O leitor identificará um eu lírico com as preocupações mais comezinhas, aquelas que afligem inexoravelmente a condição humana. No entanto, esse eu lírico está usando as vestes da formação do autor, o cabedal de conhecimentos que lhe é vasto e condição sine qua non para uma poesia de profundidade e alto valor literário.
É voz corrente que poesia não vende. Daí pode-se concluir que não faça parte dos gêneros de primeira necessidade do público leitor. Tal estigma é resultado da má qualidade reinante na produção atual de nosso país.

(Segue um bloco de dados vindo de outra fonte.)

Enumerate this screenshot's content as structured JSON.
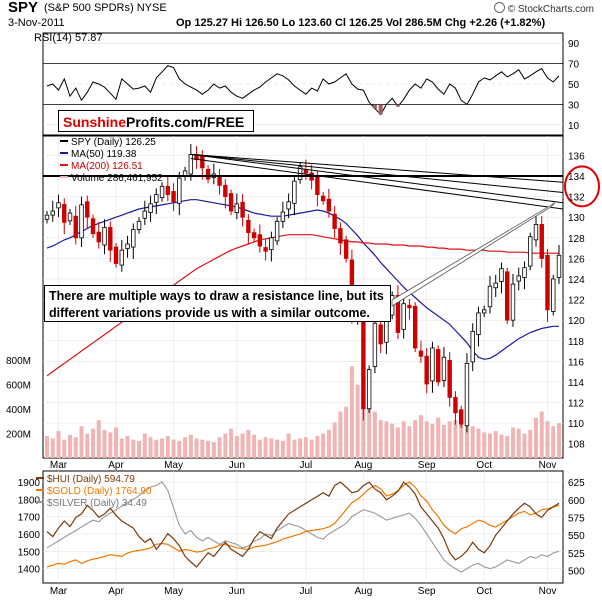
{
  "header": {
    "symbol": "SPY",
    "name": "(S&P 500 SPDRs) NYSE",
    "date": "3-Nov-2011",
    "ohlc": "Op 125.27  Hi 126.50  Lo 123.60  Cl 126.25  Vol 286.5M  Chg +2.26 (+1.82%)",
    "source": "© StockCharts.com"
  },
  "logo": {
    "part1": "Sunshine",
    "part2": "Profits.com/FREE"
  },
  "annotation": "There are multiple ways to draw a resistance line, but its different variations provide us with a similar outcome.",
  "colors": {
    "price_up": "#000000",
    "price_down": "#cc0000",
    "ma50": "#1a1aa0",
    "ma200": "#dd1111",
    "volume": "#f0b4b4",
    "hui": "#7a3a0a",
    "gold": "#f07800",
    "silver": "#999999",
    "highlight_circle": "#e00000"
  },
  "chart_data": [
    {
      "type": "line",
      "title": "RSI(14) 57.87",
      "ylim": [
        0,
        100
      ],
      "y_ticks": [
        90,
        70,
        50,
        30,
        10
      ],
      "values": [
        48,
        50,
        44,
        55,
        38,
        46,
        34,
        42,
        52,
        50,
        47,
        41,
        35,
        55,
        50,
        45,
        46,
        48,
        42,
        56,
        62,
        68,
        66,
        55,
        50,
        47,
        44,
        40,
        44,
        50,
        46,
        48,
        42,
        38,
        36,
        40,
        44,
        47,
        52,
        56,
        60,
        58,
        54,
        48,
        44,
        40,
        46,
        43,
        55,
        50,
        52,
        56,
        60,
        50,
        45,
        44,
        32,
        26,
        20,
        30,
        36,
        28,
        35,
        44,
        50,
        46,
        55,
        52,
        45,
        40,
        50,
        46,
        34,
        30,
        40,
        52,
        56,
        54,
        58,
        62,
        57,
        60,
        64,
        55,
        58,
        62,
        65,
        56,
        52,
        58
      ]
    },
    {
      "type": "line",
      "title": "SPY (Daily) 126.25",
      "x_ticks": [
        "Mar",
        "Apr",
        "May",
        "Jun",
        "Jul",
        "Aug",
        "Sep",
        "Oct",
        "Nov"
      ],
      "y_ticks": [
        136,
        134,
        132,
        130,
        128,
        126,
        124,
        122,
        120,
        118,
        116,
        114,
        112,
        110,
        108
      ],
      "ylim": [
        107,
        137.5
      ],
      "volume_ticks": [
        "800M",
        "600M",
        "400M",
        "200M"
      ],
      "highlighted_levels": [
        134,
        132
      ],
      "series": [
        {
          "name": "SPY (Daily) 126.25",
          "values": [
            130.2,
            130.6,
            131.4,
            129.5,
            130.4,
            128.0,
            131.2,
            130.0,
            128.4,
            127.6,
            129.0,
            126.8,
            125.5,
            126.8,
            127.4,
            128.8,
            129.6,
            130.6,
            131.3,
            132.2,
            133.0,
            132.2,
            131.5,
            133.8,
            134.5,
            136.1,
            135.6,
            134.8,
            133.7,
            134.2,
            133.1,
            132.0,
            130.6,
            131.3,
            130.0,
            128.5,
            128.0,
            127.2,
            126.7,
            128.0,
            129.6,
            130.5,
            131.5,
            133.5,
            134.9,
            134.3,
            133.6,
            132.2,
            131.6,
            130.6,
            128.9,
            127.5,
            126.0,
            120.3,
            121.0,
            111.4,
            115.2,
            119.7,
            117.7,
            120.8,
            122.4,
            118.8,
            121.6,
            121.2,
            117.3,
            116.5,
            113.8,
            117.3,
            114.0,
            116.4,
            112.5,
            111.0,
            109.9,
            115.8,
            118.9,
            120.7,
            121.0,
            123.3,
            123.6,
            125.0,
            120.0,
            123.5,
            124.3,
            125.1,
            128.1,
            129.3,
            126.0,
            121.0,
            124.0,
            126.3
          ]
        },
        {
          "name": "MA(50) 119.38",
          "values": [
            127.0,
            127.2,
            127.5,
            127.8,
            128.0,
            128.3,
            128.6,
            128.9,
            129.2,
            129.4,
            129.6,
            129.8,
            130.0,
            130.2,
            130.4,
            130.6,
            130.8,
            130.9,
            131.0,
            131.1,
            131.2,
            131.3,
            131.4,
            131.5,
            131.6,
            131.7,
            131.7,
            131.6,
            131.5,
            131.4,
            131.3,
            131.2,
            131.1,
            131.0,
            130.8,
            130.6,
            130.4,
            130.3,
            130.2,
            130.1,
            130.1,
            130.1,
            130.2,
            130.3,
            130.4,
            130.5,
            130.6,
            130.7,
            130.6,
            130.4,
            130.1,
            129.8,
            129.4,
            128.8,
            128.2,
            127.5,
            126.9,
            126.3,
            125.6,
            125.0,
            124.4,
            123.8,
            123.2,
            122.7,
            122.2,
            121.7,
            121.2,
            120.8,
            120.4,
            120.0,
            119.6,
            119.0,
            118.4,
            117.8,
            117.0,
            116.4,
            116.2,
            116.3,
            116.6,
            117.0,
            117.4,
            117.8,
            118.2,
            118.5,
            118.8,
            119.0,
            119.2,
            119.3,
            119.4,
            119.4
          ]
        },
        {
          "name": "MA(200) 126.51",
          "values": [
            114.6,
            115.0,
            115.4,
            115.8,
            116.2,
            116.6,
            117.0,
            117.4,
            117.8,
            118.2,
            118.6,
            119.0,
            119.4,
            119.8,
            120.2,
            120.6,
            121.0,
            121.4,
            121.8,
            122.2,
            122.6,
            123.0,
            123.4,
            123.8,
            124.2,
            124.6,
            125.0,
            125.3,
            125.6,
            125.9,
            126.2,
            126.5,
            126.8,
            127.0,
            127.2,
            127.4,
            127.6,
            127.8,
            127.9,
            128.0,
            128.1,
            128.2,
            128.3,
            128.3,
            128.3,
            128.3,
            128.3,
            128.2,
            128.1,
            128.0,
            127.9,
            127.8,
            127.7,
            127.6,
            127.6,
            127.5,
            127.5,
            127.4,
            127.4,
            127.4,
            127.3,
            127.3,
            127.3,
            127.2,
            127.2,
            127.2,
            127.1,
            127.1,
            127.0,
            127.0,
            126.9,
            126.9,
            126.9,
            126.8,
            126.8,
            126.8,
            126.8,
            126.7,
            126.7,
            126.7,
            126.6,
            126.6,
            126.6,
            126.6,
            126.5,
            126.5,
            126.5,
            126.5,
            126.5,
            126.5
          ]
        },
        {
          "name": "Volume 286,461,952",
          "values": [
            180,
            160,
            220,
            150,
            190,
            170,
            260,
            200,
            240,
            310,
            230,
            210,
            250,
            160,
            180,
            150,
            140,
            200,
            170,
            150,
            160,
            180,
            150,
            140,
            170,
            190,
            160,
            150,
            140,
            130,
            170,
            200,
            240,
            180,
            200,
            230,
            190,
            150,
            170,
            160,
            150,
            140,
            200,
            150,
            160,
            170,
            150,
            180,
            200,
            230,
            290,
            380,
            420,
            750,
            600,
            520,
            420,
            380,
            310,
            300,
            280,
            250,
            300,
            260,
            310,
            350,
            300,
            280,
            330,
            270,
            300,
            310,
            340,
            280,
            260,
            240,
            210,
            200,
            220,
            190,
            180,
            250,
            240,
            200,
            230,
            330,
            380,
            300,
            260,
            286
          ]
        }
      ]
    },
    {
      "type": "line",
      "y_ticks_left": [
        1900,
        1800,
        1700,
        1600,
        1500,
        1400
      ],
      "y_ticks_right": [
        625,
        600,
        575,
        550,
        525,
        500
      ],
      "series": [
        {
          "name": "$HUI (Daily) 594.79",
          "values": [
            555,
            548,
            560,
            570,
            562,
            575,
            580,
            592,
            585,
            575,
            580,
            588,
            578,
            570,
            565,
            560,
            548,
            540,
            545,
            530,
            540,
            552,
            545,
            535,
            520,
            512,
            505,
            515,
            525,
            520,
            530,
            540,
            530,
            525,
            520,
            530,
            545,
            555,
            550,
            545,
            560,
            570,
            580,
            585,
            590,
            595,
            600,
            605,
            610,
            605,
            620,
            625,
            618,
            610,
            612,
            620,
            625,
            615,
            610,
            600,
            605,
            612,
            625,
            618,
            608,
            590,
            580,
            570,
            560,
            545,
            525,
            515,
            520,
            528,
            540,
            530,
            525,
            535,
            550,
            560,
            570,
            580,
            588,
            595,
            590,
            580,
            575,
            585,
            590,
            595
          ]
        },
        {
          "name": "$GOLD (Daily) 1764.90",
          "values": [
            1410,
            1420,
            1430,
            1425,
            1440,
            1450,
            1430,
            1445,
            1455,
            1460,
            1470,
            1480,
            1475,
            1470,
            1490,
            1500,
            1505,
            1510,
            1520,
            1540,
            1545,
            1540,
            1520,
            1500,
            1510,
            1505,
            1495,
            1500,
            1515,
            1520,
            1535,
            1540,
            1530,
            1520,
            1515,
            1510,
            1525,
            1530,
            1535,
            1545,
            1555,
            1570,
            1580,
            1590,
            1600,
            1615,
            1620,
            1625,
            1630,
            1640,
            1660,
            1700,
            1740,
            1780,
            1800,
            1830,
            1860,
            1880,
            1860,
            1820,
            1830,
            1850,
            1880,
            1900,
            1870,
            1820,
            1790,
            1740,
            1700,
            1650,
            1620,
            1600,
            1630,
            1640,
            1660,
            1680,
            1670,
            1650,
            1640,
            1660,
            1680,
            1700,
            1720,
            1730,
            1710,
            1720,
            1740,
            1745,
            1755,
            1765
          ]
        },
        {
          "name": "$SILVER (Daily) 34.49",
          "values": [
            1520,
            1540,
            1560,
            1580,
            1600,
            1620,
            1640,
            1660,
            1680,
            1670,
            1700,
            1720,
            1740,
            1760,
            1780,
            1800,
            1820,
            1850,
            1870,
            1880,
            1900,
            1850,
            1750,
            1650,
            1600,
            1620,
            1580,
            1560,
            1580,
            1560,
            1540,
            1560,
            1550,
            1540,
            1520,
            1530,
            1560,
            1570,
            1600,
            1590,
            1620,
            1640,
            1660,
            1650,
            1640,
            1620,
            1600,
            1580,
            1570,
            1600,
            1620,
            1640,
            1660,
            1700,
            1720,
            1740,
            1730,
            1720,
            1700,
            1680,
            1690,
            1700,
            1710,
            1720,
            1690,
            1650,
            1600,
            1550,
            1500,
            1450,
            1420,
            1400,
            1380,
            1400,
            1420,
            1430,
            1410,
            1400,
            1410,
            1430,
            1450,
            1440,
            1430,
            1450,
            1470,
            1460,
            1480,
            1470,
            1490,
            1500
          ]
        }
      ]
    }
  ]
}
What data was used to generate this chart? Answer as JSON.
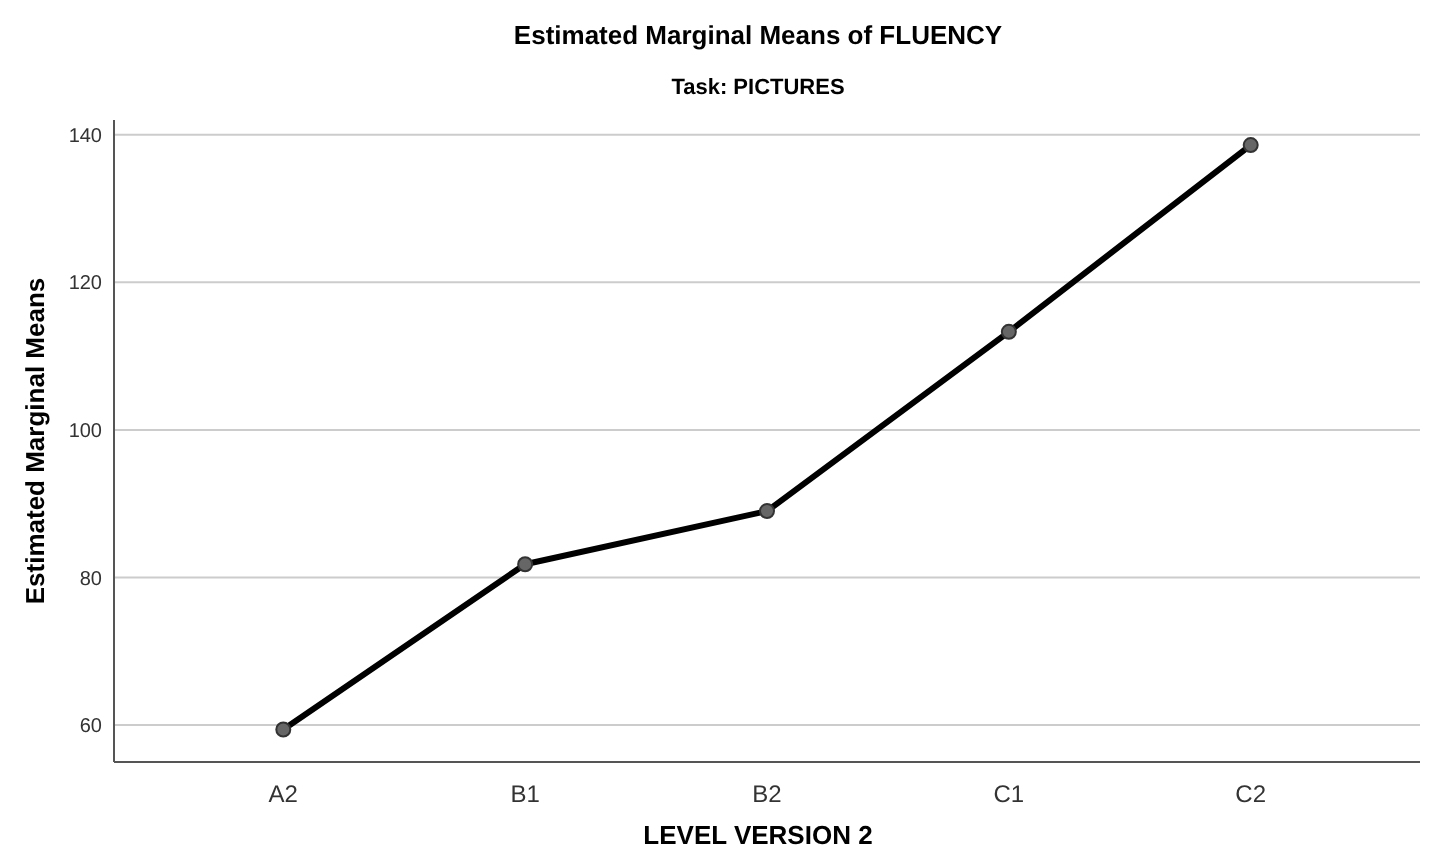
{
  "chart_data": {
    "type": "line",
    "title": "Estimated Marginal Means of FLUENCY",
    "subtitle": "Task: PICTURES",
    "xlabel": "LEVEL VERSION 2",
    "ylabel": "Estimated Marginal Means",
    "categories": [
      "A2",
      "B1",
      "B2",
      "C1",
      "C2"
    ],
    "series": [
      {
        "color": "#000000",
        "values": [
          59.4,
          81.8,
          89.0,
          113.3,
          138.6
        ]
      }
    ],
    "ylim": [
      55,
      142
    ],
    "yticks": [
      60,
      80,
      100,
      120,
      140
    ],
    "grid": "y",
    "marker": "circle",
    "line_style": "solid"
  }
}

Infelizmente, a miséria cultural que nos assola produziu gerações e mais gerações que aprenderam a confundir realidade com literatura, quanto mais próxima do dia-a-dia, tanto melhor. A verossimilhança ganhou um sinônimo: boletim de ocorrência. A poesia se debate nessa caudalosa confusão, mas não morre. Luta para voltar ao autêntico. Oscar Wilde alertou: “Toda má poesia é sincera”. Mas enquanto a maioria dos ditos poetas se perde inventando o já inventado, os poemas de Rodrigo Petronio habitam a profundidade do ser humano. Lá, onde as coisas não chegam a ser, onde o efêmero se faz doer, onde o agora se desfaz e a vida, mesmo que fraca, resiste frente a aridez da grande metáfora que nos sufoca em seus disfarces de realidade.
Rodrigo Petronio alude ao poema sem a ingenuidade característica dos versejadores que assim costumam exagerar no afã de se tornarem “espirituosos e aceitos”. A metapoesia é oxigenada em versos de intimidade incômoda emprestando ao leitor arroubos da perigosa liberdade dos poetas. Vão muito além, passam pela investigação da origem, da origem da vida, da origem da paixão, em última instância examinam a paixão pela vida. Amor, natureza, morte, solidão e força. O moto-perpétuo! Tudo isso, com o engenho da erudição descomplicada, aquela que não humilha tampouco subestima o leitor.
Venho de um país distante é a faceta “nerudiana”, no que isso possa ter de mais significativo, de Rodrigo Petronio, autor, junto com os outros citados, dono de obra de extrema coerência. Ressalte-se que coerência não significa repetição e Petronio é sempre um poeta em incansável evolução.